Questa fatica è stata confortata dall’apprezzamento e dall’interesse che essa riceveva da altri psicologi cattolici, i quali mi hanno fatto però rilevare la difficoltà di tradurre in termini clinici questi concetti teorici. Come tradurre nel lavoro terapeutico la metafisica aristotelica, o l’impianto antropologico tomista? Come utilizzare quel tesoro (nascosto?) per aiutare concretamente i pazienti?
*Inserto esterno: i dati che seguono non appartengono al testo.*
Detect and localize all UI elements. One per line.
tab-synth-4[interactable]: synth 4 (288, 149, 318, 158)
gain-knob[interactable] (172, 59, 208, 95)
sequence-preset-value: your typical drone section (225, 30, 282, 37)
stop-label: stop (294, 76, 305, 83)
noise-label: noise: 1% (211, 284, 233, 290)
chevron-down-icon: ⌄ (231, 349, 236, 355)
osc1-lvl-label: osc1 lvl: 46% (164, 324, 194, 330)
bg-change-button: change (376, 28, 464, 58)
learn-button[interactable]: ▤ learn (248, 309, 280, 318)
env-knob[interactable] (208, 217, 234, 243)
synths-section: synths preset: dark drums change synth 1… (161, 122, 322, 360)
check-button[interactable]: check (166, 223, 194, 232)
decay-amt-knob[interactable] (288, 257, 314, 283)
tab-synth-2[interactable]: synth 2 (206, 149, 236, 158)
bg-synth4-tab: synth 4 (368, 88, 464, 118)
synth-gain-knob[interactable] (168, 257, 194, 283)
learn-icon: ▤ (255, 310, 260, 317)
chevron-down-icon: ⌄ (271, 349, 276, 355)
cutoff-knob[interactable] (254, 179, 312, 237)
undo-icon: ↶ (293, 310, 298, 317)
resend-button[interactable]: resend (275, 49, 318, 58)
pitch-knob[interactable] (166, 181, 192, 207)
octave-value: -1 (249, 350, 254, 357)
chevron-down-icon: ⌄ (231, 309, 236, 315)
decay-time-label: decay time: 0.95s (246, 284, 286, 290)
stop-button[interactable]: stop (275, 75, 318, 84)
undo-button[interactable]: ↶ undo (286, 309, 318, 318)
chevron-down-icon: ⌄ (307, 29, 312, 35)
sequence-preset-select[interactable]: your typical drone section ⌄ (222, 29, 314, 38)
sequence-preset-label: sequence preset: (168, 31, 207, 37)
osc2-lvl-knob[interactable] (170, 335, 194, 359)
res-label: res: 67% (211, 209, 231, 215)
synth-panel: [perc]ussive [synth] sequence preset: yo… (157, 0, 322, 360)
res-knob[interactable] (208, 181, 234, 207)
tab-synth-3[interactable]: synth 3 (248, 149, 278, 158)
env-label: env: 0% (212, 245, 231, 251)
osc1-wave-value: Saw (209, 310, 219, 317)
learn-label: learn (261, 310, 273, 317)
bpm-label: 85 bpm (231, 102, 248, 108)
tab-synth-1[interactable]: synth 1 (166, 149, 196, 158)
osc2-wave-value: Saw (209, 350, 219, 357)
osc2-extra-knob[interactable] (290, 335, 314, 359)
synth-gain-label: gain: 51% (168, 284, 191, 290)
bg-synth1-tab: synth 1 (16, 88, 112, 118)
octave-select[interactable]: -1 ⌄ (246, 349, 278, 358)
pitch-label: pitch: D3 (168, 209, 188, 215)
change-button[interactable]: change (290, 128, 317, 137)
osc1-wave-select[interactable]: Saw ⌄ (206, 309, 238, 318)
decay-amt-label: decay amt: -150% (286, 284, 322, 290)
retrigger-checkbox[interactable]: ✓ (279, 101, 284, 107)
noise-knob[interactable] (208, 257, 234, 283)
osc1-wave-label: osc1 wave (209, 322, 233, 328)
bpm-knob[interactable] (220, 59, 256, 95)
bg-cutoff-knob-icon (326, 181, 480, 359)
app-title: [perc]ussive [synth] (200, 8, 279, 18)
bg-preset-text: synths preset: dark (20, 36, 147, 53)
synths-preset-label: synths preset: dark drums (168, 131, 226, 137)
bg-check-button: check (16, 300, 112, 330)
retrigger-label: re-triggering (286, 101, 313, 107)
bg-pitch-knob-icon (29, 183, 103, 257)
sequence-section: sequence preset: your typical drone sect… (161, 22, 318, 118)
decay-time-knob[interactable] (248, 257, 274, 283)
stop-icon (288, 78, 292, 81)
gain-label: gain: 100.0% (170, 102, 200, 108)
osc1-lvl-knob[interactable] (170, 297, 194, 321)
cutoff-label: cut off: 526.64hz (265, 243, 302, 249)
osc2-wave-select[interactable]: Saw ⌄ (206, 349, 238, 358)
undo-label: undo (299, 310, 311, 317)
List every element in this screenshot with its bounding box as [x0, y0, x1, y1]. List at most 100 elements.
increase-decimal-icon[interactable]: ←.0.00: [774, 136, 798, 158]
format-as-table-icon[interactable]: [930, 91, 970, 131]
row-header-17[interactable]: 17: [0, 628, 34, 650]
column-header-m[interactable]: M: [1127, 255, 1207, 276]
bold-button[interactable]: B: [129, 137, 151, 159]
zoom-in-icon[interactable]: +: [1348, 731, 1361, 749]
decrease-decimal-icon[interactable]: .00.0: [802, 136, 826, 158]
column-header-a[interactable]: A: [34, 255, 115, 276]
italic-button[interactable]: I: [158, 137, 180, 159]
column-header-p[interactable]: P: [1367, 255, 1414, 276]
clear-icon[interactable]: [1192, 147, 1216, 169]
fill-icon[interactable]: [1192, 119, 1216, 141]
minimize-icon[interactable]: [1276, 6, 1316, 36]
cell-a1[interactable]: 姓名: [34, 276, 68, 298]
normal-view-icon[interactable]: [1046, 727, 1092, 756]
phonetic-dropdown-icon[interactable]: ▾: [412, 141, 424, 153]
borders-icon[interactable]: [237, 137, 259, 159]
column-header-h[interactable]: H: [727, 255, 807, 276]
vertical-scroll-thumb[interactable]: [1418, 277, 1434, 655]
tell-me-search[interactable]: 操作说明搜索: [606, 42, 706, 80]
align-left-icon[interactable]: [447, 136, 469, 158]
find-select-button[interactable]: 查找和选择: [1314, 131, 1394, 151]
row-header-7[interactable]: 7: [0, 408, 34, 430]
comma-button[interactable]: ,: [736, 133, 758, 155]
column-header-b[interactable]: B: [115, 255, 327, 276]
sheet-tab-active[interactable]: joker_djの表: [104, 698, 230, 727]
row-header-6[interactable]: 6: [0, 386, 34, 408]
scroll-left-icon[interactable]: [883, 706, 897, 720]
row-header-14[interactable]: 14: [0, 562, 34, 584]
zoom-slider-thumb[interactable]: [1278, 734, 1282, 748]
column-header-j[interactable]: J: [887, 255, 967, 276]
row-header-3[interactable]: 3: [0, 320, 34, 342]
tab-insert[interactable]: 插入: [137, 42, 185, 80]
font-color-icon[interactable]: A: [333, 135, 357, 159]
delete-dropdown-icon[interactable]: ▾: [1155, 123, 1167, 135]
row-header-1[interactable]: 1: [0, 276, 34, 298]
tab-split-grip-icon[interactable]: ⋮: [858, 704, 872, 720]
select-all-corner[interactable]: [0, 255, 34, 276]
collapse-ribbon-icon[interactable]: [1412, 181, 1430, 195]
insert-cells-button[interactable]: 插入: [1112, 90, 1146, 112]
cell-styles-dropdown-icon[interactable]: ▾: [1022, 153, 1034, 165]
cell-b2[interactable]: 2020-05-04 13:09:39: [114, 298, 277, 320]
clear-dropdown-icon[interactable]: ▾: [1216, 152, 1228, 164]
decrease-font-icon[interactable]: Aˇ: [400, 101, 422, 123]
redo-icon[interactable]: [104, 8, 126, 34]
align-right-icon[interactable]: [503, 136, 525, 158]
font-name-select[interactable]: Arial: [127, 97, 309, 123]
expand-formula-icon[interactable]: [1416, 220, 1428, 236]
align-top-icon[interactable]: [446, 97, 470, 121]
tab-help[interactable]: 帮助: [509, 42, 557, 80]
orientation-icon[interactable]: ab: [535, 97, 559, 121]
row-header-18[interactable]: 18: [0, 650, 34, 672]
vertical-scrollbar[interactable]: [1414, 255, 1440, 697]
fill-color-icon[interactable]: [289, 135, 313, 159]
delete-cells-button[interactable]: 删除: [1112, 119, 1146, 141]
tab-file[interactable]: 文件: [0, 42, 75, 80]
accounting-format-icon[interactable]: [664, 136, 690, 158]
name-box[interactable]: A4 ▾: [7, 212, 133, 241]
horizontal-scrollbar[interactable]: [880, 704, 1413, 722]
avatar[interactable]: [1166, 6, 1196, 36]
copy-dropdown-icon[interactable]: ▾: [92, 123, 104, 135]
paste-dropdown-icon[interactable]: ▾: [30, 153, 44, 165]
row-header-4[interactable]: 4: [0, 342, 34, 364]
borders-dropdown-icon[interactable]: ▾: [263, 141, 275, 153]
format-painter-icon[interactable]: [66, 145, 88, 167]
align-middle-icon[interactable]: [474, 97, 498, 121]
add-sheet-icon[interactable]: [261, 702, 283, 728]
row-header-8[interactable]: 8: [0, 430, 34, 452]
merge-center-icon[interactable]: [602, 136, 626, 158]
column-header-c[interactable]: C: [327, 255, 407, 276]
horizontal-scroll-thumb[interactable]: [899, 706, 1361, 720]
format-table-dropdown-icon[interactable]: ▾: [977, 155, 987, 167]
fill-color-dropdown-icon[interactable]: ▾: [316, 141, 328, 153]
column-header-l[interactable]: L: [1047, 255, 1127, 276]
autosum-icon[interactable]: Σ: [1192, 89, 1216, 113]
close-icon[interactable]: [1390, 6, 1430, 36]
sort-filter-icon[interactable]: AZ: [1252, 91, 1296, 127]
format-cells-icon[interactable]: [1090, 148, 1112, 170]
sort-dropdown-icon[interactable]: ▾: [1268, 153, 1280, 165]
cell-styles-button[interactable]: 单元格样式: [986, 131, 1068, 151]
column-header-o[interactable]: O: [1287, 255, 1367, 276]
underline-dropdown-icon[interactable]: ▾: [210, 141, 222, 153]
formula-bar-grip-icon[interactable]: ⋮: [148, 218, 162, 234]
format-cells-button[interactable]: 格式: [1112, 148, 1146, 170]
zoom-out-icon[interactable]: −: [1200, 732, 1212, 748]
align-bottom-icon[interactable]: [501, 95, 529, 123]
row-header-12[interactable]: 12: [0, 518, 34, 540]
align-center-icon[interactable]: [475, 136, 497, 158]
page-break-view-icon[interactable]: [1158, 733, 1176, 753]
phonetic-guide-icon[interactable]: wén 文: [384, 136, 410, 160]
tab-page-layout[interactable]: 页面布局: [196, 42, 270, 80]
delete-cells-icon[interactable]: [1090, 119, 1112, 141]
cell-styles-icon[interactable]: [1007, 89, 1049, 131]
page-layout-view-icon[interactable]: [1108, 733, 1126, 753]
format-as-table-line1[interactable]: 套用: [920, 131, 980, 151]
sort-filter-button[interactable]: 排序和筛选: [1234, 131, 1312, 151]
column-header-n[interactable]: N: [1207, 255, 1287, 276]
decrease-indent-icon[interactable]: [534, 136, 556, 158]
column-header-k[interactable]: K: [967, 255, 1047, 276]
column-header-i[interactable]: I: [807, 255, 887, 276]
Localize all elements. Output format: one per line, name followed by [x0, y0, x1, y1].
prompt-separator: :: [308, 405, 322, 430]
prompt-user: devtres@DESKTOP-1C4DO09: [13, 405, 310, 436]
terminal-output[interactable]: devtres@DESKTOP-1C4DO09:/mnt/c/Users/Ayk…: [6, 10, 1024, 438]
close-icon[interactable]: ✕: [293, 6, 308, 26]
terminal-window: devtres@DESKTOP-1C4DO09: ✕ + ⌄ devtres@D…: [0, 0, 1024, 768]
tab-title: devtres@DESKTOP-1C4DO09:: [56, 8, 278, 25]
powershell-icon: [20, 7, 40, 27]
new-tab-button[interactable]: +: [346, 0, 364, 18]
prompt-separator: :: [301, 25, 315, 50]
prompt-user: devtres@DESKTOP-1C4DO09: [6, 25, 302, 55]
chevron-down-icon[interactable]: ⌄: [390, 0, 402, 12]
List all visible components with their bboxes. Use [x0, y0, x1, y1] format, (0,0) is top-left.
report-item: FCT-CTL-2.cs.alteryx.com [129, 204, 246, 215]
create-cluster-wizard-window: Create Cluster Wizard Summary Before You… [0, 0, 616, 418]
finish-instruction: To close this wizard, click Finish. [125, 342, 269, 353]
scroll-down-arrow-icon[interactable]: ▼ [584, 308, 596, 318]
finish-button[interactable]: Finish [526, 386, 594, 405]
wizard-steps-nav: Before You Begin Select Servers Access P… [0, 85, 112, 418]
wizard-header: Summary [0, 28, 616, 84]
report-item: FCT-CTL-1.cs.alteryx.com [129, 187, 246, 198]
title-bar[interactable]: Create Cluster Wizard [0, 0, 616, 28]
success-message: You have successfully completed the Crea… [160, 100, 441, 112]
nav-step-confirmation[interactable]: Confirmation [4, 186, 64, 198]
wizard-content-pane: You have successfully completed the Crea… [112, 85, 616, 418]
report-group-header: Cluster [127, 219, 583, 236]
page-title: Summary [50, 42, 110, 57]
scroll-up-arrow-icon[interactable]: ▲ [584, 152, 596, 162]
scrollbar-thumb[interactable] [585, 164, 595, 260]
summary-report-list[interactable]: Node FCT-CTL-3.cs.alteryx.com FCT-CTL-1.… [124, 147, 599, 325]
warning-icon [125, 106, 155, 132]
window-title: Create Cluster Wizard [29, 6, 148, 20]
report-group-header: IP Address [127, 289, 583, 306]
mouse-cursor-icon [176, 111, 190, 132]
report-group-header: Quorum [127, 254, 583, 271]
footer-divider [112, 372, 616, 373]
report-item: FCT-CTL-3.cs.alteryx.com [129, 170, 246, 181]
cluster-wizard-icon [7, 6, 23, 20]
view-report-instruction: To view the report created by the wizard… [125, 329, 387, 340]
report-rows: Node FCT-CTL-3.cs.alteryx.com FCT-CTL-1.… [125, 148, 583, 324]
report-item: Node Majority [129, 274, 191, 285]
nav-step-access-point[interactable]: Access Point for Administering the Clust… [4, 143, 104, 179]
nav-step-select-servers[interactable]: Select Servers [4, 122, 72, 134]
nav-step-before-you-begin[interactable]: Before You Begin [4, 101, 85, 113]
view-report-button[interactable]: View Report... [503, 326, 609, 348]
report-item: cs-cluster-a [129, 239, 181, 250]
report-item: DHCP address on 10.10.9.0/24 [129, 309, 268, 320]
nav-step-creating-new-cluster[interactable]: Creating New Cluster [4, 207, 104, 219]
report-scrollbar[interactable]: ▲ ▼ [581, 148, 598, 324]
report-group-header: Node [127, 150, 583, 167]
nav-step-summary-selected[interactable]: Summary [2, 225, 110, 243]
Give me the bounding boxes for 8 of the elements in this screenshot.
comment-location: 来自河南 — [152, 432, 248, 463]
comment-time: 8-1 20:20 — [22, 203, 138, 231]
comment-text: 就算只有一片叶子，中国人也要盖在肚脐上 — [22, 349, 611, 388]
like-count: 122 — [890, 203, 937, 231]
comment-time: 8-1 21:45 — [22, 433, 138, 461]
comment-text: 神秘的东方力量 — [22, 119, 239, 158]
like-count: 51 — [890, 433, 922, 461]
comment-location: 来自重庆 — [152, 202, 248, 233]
La domanda è certamente importante, e merita una risposta seria. Ovviamente non sono in grado di rispondere adeguatamente; quel che posso fare è mettere a disposizione alcune riflessioni cliniche che sono emerse in questi anni. Si tratta di alcuni articoli, alcuni già pubblicati (su Studi Cattolici, il Timone...), altri inediti; per questo motivo non ci si aspetti un lavoro organico.
“La speranza è che possano essere un contributo, per quanto misero, all’importante riflessione circa una psicologia cattolica; e che altri possano, correggendo i miei errori, spingersi più in là.”